In mini-batch SGD, a mini-batch needs to consist of randomly sampled examples. We can set the shuffle argument to get random batches:

In [22]:
data = gdata.DataLoader(dataset, batch_size=4, shuffle=True)
for X, y in data:
    print('y:', y.asnumpy())
y: [6. 9. 8. 4.]
y: [5. 7. 3. 2.]
y: [0. 1.]

Customize Sampling

DataLoader reads examples either sequentially or uniformly randomly without replacement. We can change this behavior through customized samplers. An sampler is an iterator returning an sample index each time. For example, we create an sampler that first sequentially reads even indexes and then odd indexes.

In [23]:
class MySampler():
    def __init__(self, length):
        self.len = length
    def __iter__(self):
        for i in list(range(0,self.len,2))+list(range(1,self.len,2)):
            yield i
data = gdata.DataLoader(dataset, batch_size=4, sampler=MySampler(len(dataset)))
for X, y in data:
    print(y.asnumpy())
[0. 2. 4. 6.]
[8. 1. 3. 5.]
[7. 9.]

Similarly, we can change how a mini-batches is sampled through the batch_sampler argument.

Multi-process

Reading data is often one of the major performance bottlenecks. We can accelerate it through multi-process (only Linux and Macos are supported.) Let’s first benchmark the time to read the MNIST training set:

In [24]:
tic = time.time()
data = gdata.DataLoader(mnist_transformed, batch_size=64)
for X, y in data:
    pass
'%.1f sec' % (time.time() - tic)
Out[24]:
'6.6 sec'

Now let’s use 4 processes:

In [25]:
tic = time.time()
data = gdata.DataLoader(mnist_transformed, batch_size=64, num_workers=4)
for X, y in data:
    pass
'%.1f sec' % (time.time() - tic)
Out[25]:
'77.4 sec'

Appendix: From DataIter to DataLoader

Before Gluon’s DataLoader, MXNet provides DataIter in the io module to read mini-batches. They are similar to each other but DataLoader often returns a tuple of (feature, label) for a mini-batches, while DataIter returns a DataBatch.
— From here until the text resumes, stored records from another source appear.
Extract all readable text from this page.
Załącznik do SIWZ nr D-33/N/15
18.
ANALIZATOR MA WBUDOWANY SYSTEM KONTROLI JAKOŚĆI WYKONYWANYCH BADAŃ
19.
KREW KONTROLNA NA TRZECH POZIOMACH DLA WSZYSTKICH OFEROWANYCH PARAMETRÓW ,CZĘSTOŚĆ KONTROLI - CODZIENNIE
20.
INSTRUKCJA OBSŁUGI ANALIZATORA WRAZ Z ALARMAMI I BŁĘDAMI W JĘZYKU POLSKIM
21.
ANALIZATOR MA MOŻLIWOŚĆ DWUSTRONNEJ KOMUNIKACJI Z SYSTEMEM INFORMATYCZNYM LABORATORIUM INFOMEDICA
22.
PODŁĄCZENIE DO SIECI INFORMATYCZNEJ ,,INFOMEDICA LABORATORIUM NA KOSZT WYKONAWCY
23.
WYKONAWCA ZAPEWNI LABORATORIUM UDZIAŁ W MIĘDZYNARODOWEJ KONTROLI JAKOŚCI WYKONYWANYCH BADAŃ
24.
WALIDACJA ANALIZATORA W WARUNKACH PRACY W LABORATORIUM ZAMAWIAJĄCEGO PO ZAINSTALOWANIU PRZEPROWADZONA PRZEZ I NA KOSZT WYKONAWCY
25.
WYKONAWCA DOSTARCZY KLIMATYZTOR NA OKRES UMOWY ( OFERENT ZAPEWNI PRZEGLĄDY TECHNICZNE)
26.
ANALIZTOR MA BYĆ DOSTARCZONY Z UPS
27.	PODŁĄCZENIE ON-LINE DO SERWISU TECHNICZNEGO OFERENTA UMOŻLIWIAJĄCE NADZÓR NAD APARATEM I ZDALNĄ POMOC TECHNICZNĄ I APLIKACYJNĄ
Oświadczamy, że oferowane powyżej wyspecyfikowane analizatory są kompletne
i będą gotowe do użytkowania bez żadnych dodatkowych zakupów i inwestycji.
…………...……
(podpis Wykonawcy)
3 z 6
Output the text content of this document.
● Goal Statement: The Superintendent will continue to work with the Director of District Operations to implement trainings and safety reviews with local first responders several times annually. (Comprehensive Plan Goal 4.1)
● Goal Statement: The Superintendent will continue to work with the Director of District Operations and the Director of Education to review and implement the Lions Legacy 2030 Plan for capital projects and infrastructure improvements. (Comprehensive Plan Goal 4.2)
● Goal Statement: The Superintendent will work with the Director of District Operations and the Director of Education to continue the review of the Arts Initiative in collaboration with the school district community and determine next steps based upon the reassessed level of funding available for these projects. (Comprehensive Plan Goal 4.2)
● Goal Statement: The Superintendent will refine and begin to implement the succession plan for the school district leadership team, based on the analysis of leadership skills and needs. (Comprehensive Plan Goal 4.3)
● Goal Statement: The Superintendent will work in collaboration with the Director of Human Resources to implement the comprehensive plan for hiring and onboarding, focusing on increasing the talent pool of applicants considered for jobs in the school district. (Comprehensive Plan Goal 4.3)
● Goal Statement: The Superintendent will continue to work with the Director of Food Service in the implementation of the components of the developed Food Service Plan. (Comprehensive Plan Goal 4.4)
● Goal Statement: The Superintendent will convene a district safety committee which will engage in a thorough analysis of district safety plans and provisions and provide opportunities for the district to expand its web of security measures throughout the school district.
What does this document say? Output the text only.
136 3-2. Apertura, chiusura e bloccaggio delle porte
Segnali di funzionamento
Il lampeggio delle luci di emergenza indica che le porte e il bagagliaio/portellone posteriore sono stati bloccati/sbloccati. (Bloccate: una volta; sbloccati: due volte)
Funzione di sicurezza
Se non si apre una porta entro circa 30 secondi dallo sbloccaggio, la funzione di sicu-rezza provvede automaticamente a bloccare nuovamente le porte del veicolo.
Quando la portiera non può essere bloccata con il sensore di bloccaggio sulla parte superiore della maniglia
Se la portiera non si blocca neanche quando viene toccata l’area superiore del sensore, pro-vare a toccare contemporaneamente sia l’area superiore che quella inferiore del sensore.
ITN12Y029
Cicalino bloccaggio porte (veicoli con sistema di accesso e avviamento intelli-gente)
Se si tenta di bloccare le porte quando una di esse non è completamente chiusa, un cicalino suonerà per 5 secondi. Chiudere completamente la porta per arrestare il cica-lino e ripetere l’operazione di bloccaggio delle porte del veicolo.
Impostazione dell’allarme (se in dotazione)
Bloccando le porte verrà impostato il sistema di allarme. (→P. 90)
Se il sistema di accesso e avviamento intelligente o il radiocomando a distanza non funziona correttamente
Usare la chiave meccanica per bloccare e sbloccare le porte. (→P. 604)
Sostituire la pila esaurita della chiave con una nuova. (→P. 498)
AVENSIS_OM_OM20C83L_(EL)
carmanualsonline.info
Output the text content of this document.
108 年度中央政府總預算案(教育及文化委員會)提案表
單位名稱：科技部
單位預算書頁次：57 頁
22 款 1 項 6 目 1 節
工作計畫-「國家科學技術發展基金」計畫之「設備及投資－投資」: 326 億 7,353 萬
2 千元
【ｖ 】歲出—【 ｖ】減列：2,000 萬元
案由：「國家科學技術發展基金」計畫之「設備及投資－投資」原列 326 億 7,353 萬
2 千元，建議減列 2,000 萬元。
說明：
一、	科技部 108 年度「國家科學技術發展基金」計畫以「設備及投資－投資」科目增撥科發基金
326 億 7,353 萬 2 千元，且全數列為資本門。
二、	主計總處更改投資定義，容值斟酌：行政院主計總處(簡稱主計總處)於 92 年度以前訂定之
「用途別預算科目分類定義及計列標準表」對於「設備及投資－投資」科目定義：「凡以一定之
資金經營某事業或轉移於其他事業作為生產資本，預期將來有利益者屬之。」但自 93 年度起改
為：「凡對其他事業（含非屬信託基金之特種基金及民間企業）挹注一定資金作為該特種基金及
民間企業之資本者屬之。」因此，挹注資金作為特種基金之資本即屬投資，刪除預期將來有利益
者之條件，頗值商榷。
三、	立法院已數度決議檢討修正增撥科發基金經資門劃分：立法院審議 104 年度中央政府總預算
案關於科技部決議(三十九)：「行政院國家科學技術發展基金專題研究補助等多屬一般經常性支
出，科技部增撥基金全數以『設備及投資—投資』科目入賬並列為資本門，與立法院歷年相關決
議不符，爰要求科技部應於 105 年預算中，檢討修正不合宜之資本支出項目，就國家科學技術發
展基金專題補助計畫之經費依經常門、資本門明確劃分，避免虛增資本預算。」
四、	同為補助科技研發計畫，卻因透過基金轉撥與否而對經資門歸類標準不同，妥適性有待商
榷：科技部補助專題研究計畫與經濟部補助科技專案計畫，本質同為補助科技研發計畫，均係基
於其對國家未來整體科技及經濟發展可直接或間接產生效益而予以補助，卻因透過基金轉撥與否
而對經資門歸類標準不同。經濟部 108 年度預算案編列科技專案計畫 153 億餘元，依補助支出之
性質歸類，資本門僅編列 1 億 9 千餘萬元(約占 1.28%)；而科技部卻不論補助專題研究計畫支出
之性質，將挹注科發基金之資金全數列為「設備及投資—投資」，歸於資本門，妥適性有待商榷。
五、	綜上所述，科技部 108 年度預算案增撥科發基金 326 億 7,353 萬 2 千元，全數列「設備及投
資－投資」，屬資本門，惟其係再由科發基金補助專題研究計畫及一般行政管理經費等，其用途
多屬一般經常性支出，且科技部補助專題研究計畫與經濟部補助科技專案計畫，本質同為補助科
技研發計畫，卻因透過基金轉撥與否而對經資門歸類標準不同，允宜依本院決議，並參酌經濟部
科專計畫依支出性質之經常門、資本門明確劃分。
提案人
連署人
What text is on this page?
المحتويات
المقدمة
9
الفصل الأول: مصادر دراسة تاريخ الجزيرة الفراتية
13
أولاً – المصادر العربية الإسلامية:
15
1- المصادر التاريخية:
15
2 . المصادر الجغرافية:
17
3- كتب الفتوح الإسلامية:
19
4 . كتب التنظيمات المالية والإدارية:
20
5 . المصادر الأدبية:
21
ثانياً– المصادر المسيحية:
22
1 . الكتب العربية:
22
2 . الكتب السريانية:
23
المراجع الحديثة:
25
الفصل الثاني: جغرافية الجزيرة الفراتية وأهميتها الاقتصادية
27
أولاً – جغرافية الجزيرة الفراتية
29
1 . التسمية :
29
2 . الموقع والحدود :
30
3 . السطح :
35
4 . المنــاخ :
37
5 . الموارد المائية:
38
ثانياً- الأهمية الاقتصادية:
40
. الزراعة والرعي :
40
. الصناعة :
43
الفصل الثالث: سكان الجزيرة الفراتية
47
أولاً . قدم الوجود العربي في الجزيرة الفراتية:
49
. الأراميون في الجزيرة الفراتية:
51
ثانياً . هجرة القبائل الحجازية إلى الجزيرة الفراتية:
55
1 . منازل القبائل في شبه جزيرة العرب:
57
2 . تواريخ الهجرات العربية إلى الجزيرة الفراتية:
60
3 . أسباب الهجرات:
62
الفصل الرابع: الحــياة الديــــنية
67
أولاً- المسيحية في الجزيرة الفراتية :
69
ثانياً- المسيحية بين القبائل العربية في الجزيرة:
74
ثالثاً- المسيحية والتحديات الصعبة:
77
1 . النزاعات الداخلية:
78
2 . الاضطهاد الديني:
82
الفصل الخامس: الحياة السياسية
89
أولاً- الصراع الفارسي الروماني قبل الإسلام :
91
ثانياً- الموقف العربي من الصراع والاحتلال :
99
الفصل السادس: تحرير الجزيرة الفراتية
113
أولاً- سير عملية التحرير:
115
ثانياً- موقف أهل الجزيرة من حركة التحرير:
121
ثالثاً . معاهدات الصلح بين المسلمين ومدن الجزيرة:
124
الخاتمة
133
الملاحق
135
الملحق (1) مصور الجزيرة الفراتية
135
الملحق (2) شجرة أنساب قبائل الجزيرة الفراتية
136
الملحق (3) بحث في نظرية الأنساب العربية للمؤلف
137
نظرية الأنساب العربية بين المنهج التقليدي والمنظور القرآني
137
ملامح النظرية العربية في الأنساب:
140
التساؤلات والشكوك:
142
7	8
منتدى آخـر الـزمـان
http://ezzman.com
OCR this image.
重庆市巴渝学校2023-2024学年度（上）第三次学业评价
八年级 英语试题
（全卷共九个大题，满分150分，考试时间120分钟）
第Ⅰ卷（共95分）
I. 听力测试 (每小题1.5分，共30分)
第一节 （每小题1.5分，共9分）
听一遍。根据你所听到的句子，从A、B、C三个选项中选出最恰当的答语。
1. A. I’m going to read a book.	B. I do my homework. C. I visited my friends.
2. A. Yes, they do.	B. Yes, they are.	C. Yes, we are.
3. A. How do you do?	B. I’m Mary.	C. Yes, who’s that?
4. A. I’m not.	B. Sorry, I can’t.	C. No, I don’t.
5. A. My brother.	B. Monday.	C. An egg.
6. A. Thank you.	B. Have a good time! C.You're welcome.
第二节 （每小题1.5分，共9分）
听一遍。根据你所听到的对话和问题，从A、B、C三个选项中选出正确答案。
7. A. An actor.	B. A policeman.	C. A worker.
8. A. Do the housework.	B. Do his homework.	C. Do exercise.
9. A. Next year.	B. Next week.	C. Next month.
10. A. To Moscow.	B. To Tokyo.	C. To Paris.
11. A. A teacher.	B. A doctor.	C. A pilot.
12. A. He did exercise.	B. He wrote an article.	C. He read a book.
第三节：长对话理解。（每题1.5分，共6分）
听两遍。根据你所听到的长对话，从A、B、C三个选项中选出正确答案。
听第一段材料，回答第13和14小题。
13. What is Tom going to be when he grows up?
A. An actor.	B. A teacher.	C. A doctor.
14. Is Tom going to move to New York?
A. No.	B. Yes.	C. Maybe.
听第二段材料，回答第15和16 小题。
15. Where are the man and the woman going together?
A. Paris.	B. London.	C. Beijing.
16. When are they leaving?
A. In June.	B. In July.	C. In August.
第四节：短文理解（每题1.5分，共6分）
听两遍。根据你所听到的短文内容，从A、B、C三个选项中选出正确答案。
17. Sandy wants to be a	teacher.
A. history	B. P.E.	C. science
The following example wraps a DataIter into a DataLoader so you can reuse the existing codes but enjoys the benefits of Gluon.

In [26]:
class DataIterLoader():
    def __init__(self, data_iter):
        self.data_iter = data_iter
    def __iter__(self):
        self.data_iter.reset()
        return self
    def __next__(self):
        batch = self.data_iter.__next__()
        assert len(batch.data) == len(batch.label) == 1
        data = batch.data[0]
        label = batch.label[0]
        return data, label
    def next(self):
        return self.__next__() # for Python 2

Now create an DataIter instance, and then get the according DataLoader wrapper.

In [27]:
data_iter = io.NDArrayIter(data=features, label=labels, batch_size=4)
data = DataIterLoader(data_iter)
for X, y in data:
    print('X shape:', X.shape, '\ty:', y.asnumpy())
X shape: (4, 3)         y: [0. 1. 2. 3.]
X shape: (4, 3)         y: [4. 5. 6. 7.]
X shape: (4, 3)         y: [8. 9. 0. 1.]